Voici donc deux hélices, toutes les deux bisexuées, répondant exactement à la parole de la Bible: «Il les créa mâle et femelle»; leurs organes génitaux sont très développés; le pénis et l'oviducte débouchent dans un vestibule, lequel, dans l'acte copulateur, se dévagine en partie, de sorte que le pénis et le vagin viennent affleurer l'orifice: c'est alors qu'il y a intromission réciproque. Dans le vestibule débouche un troisième organe, sans analogue chez les animaux supérieurs, une pochette qui contient un petit dard, un stylet pierreux: c'est un organe excitateur, l'aiguille avec quoi piquer les désirs. Les bêtes, qui ont préludé à l'amour par le jeûne, par de longs frôlements, par des journées entières de pressions gluantes, se décident enfin, les épées sortent du fourreau; elles se lardent consciencieusement l'une à l'autre, et cela fait surgir les pénis hors de leur gaine: la double pariade s'accomplit.

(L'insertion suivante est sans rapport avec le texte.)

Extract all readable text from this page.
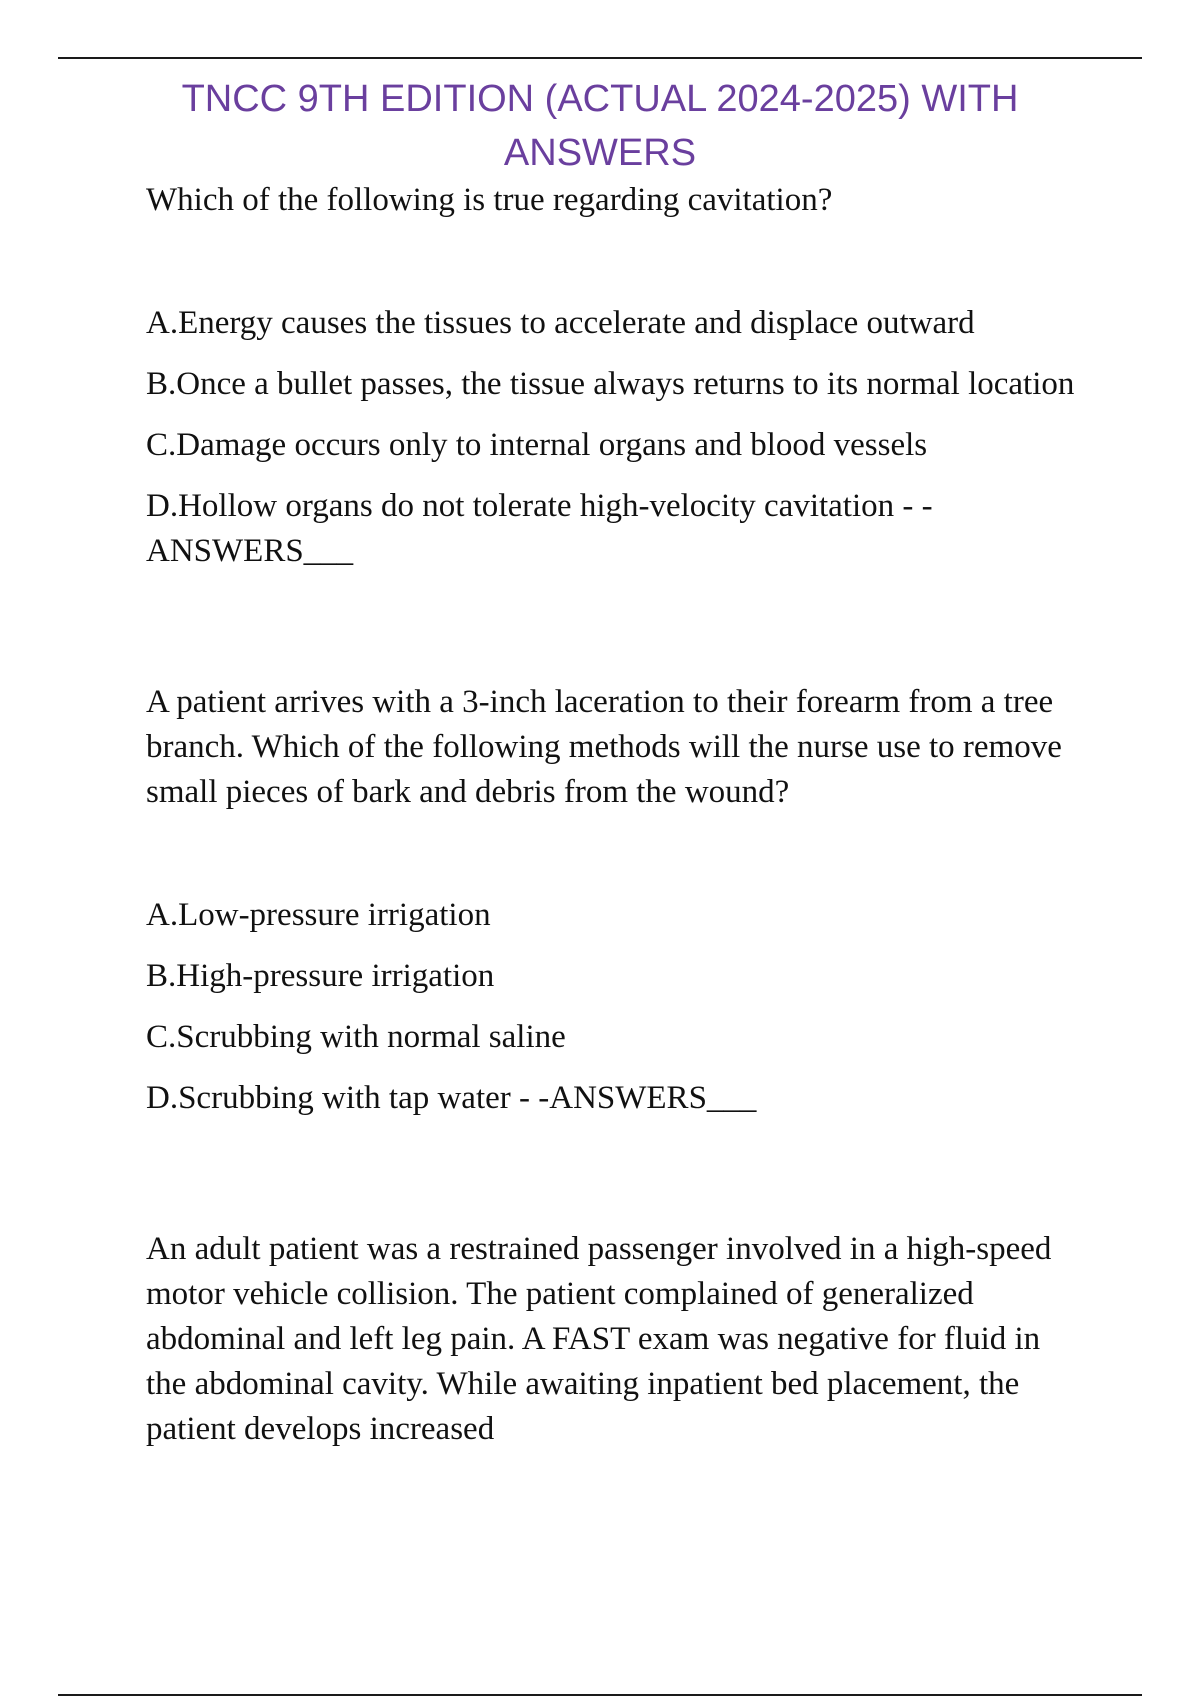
TNCC 9TH EDITION (ACTUAL 2024-2025) WITH ANSWERS

Which of the following is true regarding cavitation?

A.Energy causes the tissues to accelerate and displace outward

B.Once a bullet passes, the tissue always returns to its normal location

C.Damage occurs only to internal organs and blood vessels

D.Hollow organs do not tolerate high-velocity cavitation - -ANSWERS___

A patient arrives with a 3-inch laceration to their forearm from a tree branch. Which of the following methods will the nurse use to remove small pieces of bark and debris from the wound?

A.Low-pressure irrigation

B.High-pressure irrigation

C.Scrubbing with normal saline

D.Scrubbing with tap water - -ANSWERS___

An adult patient was a restrained passenger involved in a high-speed motor vehicle collision. The patient complained of generalized abdominal and left leg pain. A FAST exam was negative for fluid in the abdominal cavity. While awaiting inpatient bed placement, the patient develops increased
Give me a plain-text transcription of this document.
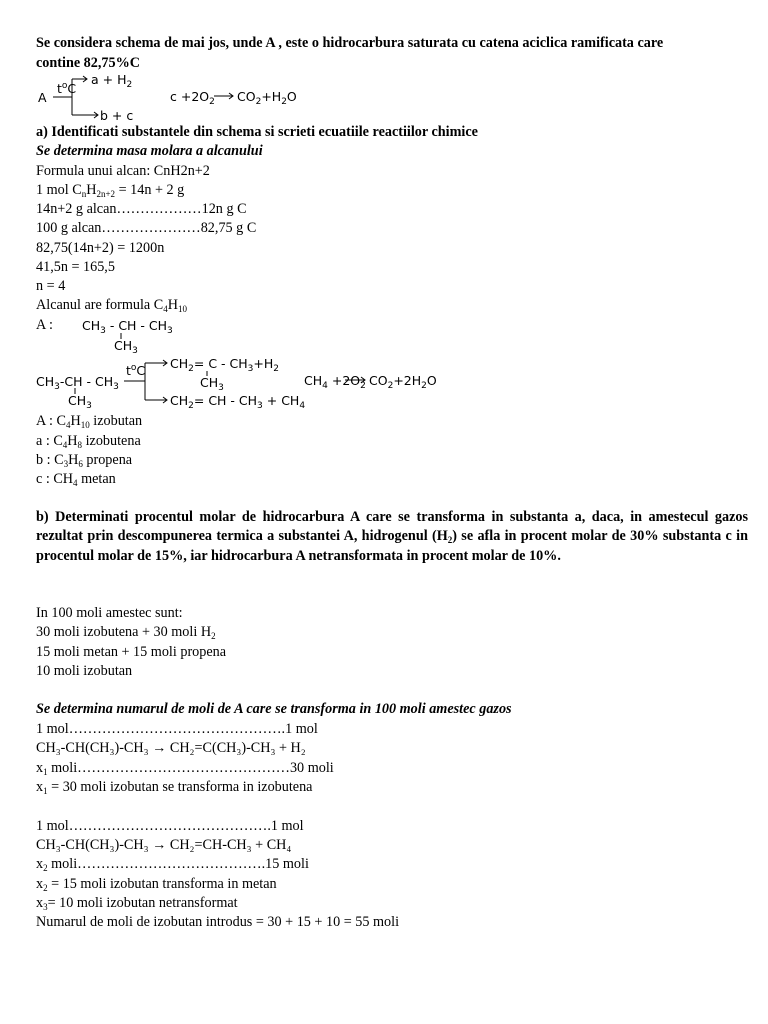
Se considera schema de mai jos, unde A , este o hidrocarbura saturata cu catena aciclica ramificata care
contine 82,75%C
A
$t^oC$
$a + H_2$
b + c
$c +2O_2$ $CO_2+H_2O$
a) Identificati substantele din schema si scrieti ecuatiile reactiilor chimice
Se determina masa molara a alcanului
Formula unui alcan: CnH2n+2
1 mol $C_nH_{2n+2} = 14n + 2$ g
14n+2 g alcan………………12n g C
100 g alcan…………………82,75 g C
82,75(14n+2) = 1200n
41,5n = 165,5
n = 4
Alcanul are formula $C_4H_{10}$
A : $CH_3$ - CH - $CH_3$
$CH_3$
$CH_3-CH - CH_3$
$CH_3$
$t^oC$ $CH_2= C - CH_3+H_2$
$CH_3$
$CH_2=$ CH - $CH_3 + CH_4$
$CH_4 +2O_2$ $CO_2+2H_2O$
A : $C_4H_{10}$ izobutan
a : $C_4H_8$ izobutena
b : $C_3H_6$ propena
c : $CH_4$ metan
b) Determinati procentul molar de hidrocarbura A care se transforma in substanta a, daca, in amestecul gazos rezultat prin descompunerea termica a substantei A, hidrogenul $(H_2)$ se afla in procent molar de 30% substanta c in procentul molar de 15%, iar hidrocarbura A netransformata in procent molar de 10%.
In 100 moli amestec sunt:
30 moli izobutena + 30 moli $H_2$
15 moli metan + 15 moli propena
10 moli izobutan
Se determina numarul de moli de A care se transforma in 100 moli amestec gazos
1 mol……………………………………….1 mol
CH₃-CH(CH₃)-CH₃ → CH₂=C(CH₃)-CH₃ + H₂
$x_1$ moli………………………………………30 moli
$x_1 = 30$ moli izobutan se transforma in izobutena
1 mol…………………………………….1 mol
CH₃-CH(CH₃)-CH₃ → CH₂=CH-CH₃ + CH₄
$x_2$ moli………………………………….15 moli
$x_2 = 15$ moli izobutan transforma in metan
$x_3= 10$ moli izobutan netransformat
Numarul de moli de izobutan introdus = 30 + 15 + 10 = 55 moli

Il y a des espèces où la position des organes est telle que le même individu ne peut pas être en même temps la femelle de celui dont il est le mâle; mais il peut, au moment qu'il agit comme mâle, servir de femelle à un autre mâle, lequel est la femelle d'un troisième, et ainsi de suite. Et cela explique ces chapelets de gastéropodes spintriens où l'on voit se réaliser innocemment, et selon le vœu inéluctable de la nature, des imaginations charnelles dont se vante l'humanité érotique. Vue à cette lumière des mœurs animales, la débauche perd tout son caractère et tout son sel, parce qu'elle perd toute son immoralité. L'homme, qui réunit en lui toutes les aptitudes des animaux, tous leurs instincts laborieux, toutes leurs industries, ne pouvait éviter l'héritage de leurs méthodes sexuelles: et il n'y a pas une luxure qui n'ait dans la nature son type normal.

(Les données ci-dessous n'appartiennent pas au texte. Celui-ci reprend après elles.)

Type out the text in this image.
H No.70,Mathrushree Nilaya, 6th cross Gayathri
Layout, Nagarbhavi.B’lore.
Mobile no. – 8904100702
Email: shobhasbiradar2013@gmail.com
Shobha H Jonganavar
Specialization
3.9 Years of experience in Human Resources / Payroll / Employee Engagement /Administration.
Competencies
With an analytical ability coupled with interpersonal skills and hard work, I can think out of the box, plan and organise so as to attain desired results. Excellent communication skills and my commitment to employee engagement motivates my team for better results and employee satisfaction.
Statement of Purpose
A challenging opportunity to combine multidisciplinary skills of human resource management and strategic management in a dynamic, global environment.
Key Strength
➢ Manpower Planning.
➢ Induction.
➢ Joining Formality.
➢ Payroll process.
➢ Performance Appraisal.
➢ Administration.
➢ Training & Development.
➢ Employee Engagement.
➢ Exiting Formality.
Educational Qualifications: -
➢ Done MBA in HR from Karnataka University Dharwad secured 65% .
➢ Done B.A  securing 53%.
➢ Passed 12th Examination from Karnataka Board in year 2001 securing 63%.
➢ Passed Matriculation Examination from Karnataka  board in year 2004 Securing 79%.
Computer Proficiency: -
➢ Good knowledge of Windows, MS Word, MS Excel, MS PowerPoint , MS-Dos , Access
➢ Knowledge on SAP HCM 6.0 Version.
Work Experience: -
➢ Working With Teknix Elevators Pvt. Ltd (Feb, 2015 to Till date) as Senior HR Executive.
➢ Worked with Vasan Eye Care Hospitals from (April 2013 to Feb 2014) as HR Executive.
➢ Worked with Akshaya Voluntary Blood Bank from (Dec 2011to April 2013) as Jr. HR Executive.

Avant de sortir de ce milieu répugnant, que l'on regarde encore les sangsues. Hermaphrodites, elles pratiquent également la fécondation réciproque, mais la position de leurs sexes les oblige à une attitude singulière: la verge saillit d'un pore situé vers la bouche; le vagin est au-dessus de l'anus. La copulation des vilaines bêtes forme donc un tête-à-queue, la ventouse buccale coïncidant avec la ventouse anale.

Les animaux à deux sexes ne comportent nécessairement aucun dimorphisme sexuel. Mais ni cette identité des individus, ni la double fonction dont ils sont investis ne contredisent la loi générale qui semble vouloir que la procréation d'un individu soit due à des éléments provenant de deux individus différents. L'autofécondation est exceptionnelle, très rare. Que ranimai possède les deux glandes génitales ou l'une des deux seulement, il faut un mâle, ou un individu agissant comme mâle, et une femelle, ou un individu agissant comme femelle, pour perpétuer la vie. L'hermaphrodisme alternatif confirme ces données, soit que la même glande se transforme totalement et tour à tour en principe mâle, puis en principe femelle, soit que, partagée entre une moitié mâle et une moitié femelle, ces deux moitiés mûrissent simultanément ou successivement. Quand il y a alternance totale ou partielle, c'est le principe mâle qui est prêt le premier et qui attend: ainsi l'agressivité du mâle et la passivité de la femelle sont visibles dès les plus obscures manifestations de la vie sexuelle: la psychologie fondamentale d'une ascidie ne diffère pas de celle d'un insecte ou de celle d'un mammifère.